Climate Bonds Could Finance Chemical Sector Investment

So-called ‘green bonds’ offer significant potential for financing capital investment in the chemical industry according to Sean Kidney, chief executive officer (CEO) of non-profit organisation the Climate Bonds Initiative.

Speaking in Milan at the fourth Italian national conference on chemistry and energy, he noted that according to the HSBC/Climate Bonds report
‘Bonds & Climate Change 2013’
, green and climate bonds are already a US$346bn sector, with issuance growing by 25% during 2012.

“The latest science shows that carbon emissions in industrialised countries will need to drop by at least 90% by 2050 in order to avoid severe climate change.” Kidney said. “The still largely petroleum-based chemical industry can play a leading role in this process.

“First, substantial progress is being made in switching to renewable biological feedstock. These are important developments in terms of a shift to a low-carbon industry.

“Secondly, the International Energy Agency (IEA) estimates that some 40% of investment in reducing greenhouse gas emissions to 2050 will be in energy efficiency.

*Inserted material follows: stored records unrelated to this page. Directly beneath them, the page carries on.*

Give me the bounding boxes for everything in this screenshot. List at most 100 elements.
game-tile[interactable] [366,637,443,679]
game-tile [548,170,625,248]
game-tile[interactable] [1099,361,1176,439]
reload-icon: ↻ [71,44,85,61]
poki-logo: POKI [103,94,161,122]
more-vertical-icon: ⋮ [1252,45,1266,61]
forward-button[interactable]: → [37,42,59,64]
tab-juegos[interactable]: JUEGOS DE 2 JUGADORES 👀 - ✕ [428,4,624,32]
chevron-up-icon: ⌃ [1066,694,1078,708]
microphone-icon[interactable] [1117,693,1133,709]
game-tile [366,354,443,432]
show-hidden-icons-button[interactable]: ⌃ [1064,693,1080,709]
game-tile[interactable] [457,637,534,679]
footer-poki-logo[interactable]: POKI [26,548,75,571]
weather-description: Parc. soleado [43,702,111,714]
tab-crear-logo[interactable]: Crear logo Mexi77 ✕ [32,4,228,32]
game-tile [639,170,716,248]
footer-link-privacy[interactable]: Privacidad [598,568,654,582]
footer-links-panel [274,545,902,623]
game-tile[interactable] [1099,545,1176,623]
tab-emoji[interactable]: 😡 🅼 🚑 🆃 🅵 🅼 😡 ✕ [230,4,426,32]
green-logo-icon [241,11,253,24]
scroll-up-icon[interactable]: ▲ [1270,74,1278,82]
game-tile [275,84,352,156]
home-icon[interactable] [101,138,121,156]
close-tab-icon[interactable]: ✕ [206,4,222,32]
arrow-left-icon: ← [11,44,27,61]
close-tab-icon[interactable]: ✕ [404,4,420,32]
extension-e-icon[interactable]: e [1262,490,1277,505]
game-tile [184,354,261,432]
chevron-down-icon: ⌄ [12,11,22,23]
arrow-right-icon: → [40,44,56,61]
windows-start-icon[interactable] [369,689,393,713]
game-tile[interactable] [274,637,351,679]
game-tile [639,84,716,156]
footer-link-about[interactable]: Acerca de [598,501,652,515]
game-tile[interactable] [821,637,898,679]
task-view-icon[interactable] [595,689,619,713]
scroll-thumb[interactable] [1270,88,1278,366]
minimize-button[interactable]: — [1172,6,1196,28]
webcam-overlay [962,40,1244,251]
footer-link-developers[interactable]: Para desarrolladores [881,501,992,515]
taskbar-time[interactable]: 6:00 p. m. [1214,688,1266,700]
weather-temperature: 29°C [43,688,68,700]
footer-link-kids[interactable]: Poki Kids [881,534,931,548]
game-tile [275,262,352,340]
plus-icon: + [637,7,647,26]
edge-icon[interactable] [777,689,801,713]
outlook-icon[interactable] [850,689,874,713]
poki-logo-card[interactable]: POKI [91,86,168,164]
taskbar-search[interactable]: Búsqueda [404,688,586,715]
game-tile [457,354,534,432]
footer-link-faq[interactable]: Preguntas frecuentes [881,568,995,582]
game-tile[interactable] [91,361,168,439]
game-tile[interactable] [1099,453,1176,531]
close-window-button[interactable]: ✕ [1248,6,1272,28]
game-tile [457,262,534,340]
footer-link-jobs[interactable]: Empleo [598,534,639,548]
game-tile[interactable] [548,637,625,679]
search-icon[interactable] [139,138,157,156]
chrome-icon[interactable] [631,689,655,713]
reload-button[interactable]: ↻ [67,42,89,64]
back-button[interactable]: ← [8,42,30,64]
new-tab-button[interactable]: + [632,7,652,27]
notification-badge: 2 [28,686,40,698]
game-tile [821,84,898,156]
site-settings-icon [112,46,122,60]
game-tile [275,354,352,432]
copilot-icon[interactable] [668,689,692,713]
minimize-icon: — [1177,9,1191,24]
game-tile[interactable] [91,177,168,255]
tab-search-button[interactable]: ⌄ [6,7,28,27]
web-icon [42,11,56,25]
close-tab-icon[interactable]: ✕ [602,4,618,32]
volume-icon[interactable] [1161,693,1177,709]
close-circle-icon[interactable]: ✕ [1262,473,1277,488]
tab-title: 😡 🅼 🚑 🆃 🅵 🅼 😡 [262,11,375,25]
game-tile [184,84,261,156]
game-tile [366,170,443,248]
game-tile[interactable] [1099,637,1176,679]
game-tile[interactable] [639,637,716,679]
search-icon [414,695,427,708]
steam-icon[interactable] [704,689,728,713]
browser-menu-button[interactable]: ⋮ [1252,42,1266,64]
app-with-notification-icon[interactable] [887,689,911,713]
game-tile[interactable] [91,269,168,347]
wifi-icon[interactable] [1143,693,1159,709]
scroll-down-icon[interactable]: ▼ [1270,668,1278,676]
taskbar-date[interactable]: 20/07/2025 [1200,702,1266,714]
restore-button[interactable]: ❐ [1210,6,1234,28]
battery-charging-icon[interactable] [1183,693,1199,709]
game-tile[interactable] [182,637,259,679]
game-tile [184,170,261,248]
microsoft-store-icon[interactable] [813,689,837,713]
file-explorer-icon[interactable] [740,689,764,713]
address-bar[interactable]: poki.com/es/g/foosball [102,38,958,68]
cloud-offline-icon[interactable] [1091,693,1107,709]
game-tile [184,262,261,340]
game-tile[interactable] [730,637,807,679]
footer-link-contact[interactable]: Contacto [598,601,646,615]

With an estimated 9% share of global energy use and large numbers of older plants, huge plant energy savings can be made with appropriate capital investment.”

The Climate Bonds Initiative, an investor-focused non-profit organisation promoting large-scale investment in the low-carbon economy, is examining the inclusion within its eligibility criteria of bonds used to finance such investments.